200903761/1/H2, behoudens het Koninklijk besluit van 21 december 1992. Ook het Koninklijk besluit kon bij [verzoeker A] bekend zijn vóór de uitspraak van 20 januari 2010. Het Koninklijk besluit had voorts, indien het deel had uitgemaakt van het dossier in de zaak nr.
200903761/1/H2, niet tot een andere uitspraak kunnen leiden, omdat het Koninklijk besluit de onthouding van goedkeuring betrof aan een gedeelte van een bestemmingsplan dat nieuwe woonbebouwing mogelijk maakte, terwijl [verzoeker A] heeft gesteld schade te lijden omdat een bestaande bouwmogelijkheid niet meer kon worden gebruikt.

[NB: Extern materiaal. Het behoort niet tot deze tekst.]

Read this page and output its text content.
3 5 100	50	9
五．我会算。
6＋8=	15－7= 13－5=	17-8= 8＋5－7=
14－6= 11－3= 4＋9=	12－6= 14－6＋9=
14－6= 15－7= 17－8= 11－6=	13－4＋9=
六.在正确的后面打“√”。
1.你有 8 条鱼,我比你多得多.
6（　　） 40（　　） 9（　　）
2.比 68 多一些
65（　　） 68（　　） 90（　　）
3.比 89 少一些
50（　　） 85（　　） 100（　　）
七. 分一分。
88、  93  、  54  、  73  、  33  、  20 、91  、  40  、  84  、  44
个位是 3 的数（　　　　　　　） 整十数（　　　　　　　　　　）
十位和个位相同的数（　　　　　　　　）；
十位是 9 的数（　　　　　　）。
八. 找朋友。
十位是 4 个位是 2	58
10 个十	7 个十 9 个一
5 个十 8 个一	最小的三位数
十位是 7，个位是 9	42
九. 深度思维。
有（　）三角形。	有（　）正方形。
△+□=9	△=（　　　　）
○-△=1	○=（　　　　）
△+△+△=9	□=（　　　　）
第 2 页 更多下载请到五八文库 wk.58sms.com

Het betoog van [verzoeker A] komt er overwegend op neer dat zij het niet eens is met de uitspraak van de Afdeling van 20 januari 2010. Het buitengewone rechtsmiddel van herziening dient er echter niet toe een partij de gelegenheid te bieden een geschil waarover bij rechterlijke uitspraak is beslist, naar aanleiding van die uitspraak opnieuw aan de rechter voor te leggen met als doel het reeds in hoger beroep gevoerde debat te heropenen.
Gelet op artikel 8:88, eerste lid, van de Awb kan hetgeen [verzoeker A] overigens heeft aangevoerd bij een verzoek om herziening niet in aanmerking worden genomen.
2.6. Gelet op het vorenstaande dient het verzoek te worden afgewezen.
2.7. Voor een proceskostenveroordeling bestaat geen aanleiding.
De Afdeling bestuursrechtspraak van de Raad van State
Recht doende in naam der Koningin:
I. verklaart het verzoek voor zover dat door [verzoeker B] is gedaan niet-ontvankelijk;
II. wijst het verzoek af.
Aldus vastgesteld door mr. J.E.M. Polak, voorzitter, en mr. B.P. Vermeulen en mr. N.S.J. Koeman, leden, in tegenwoordigheid van mr. H. Oranje, ambtenaar van staat.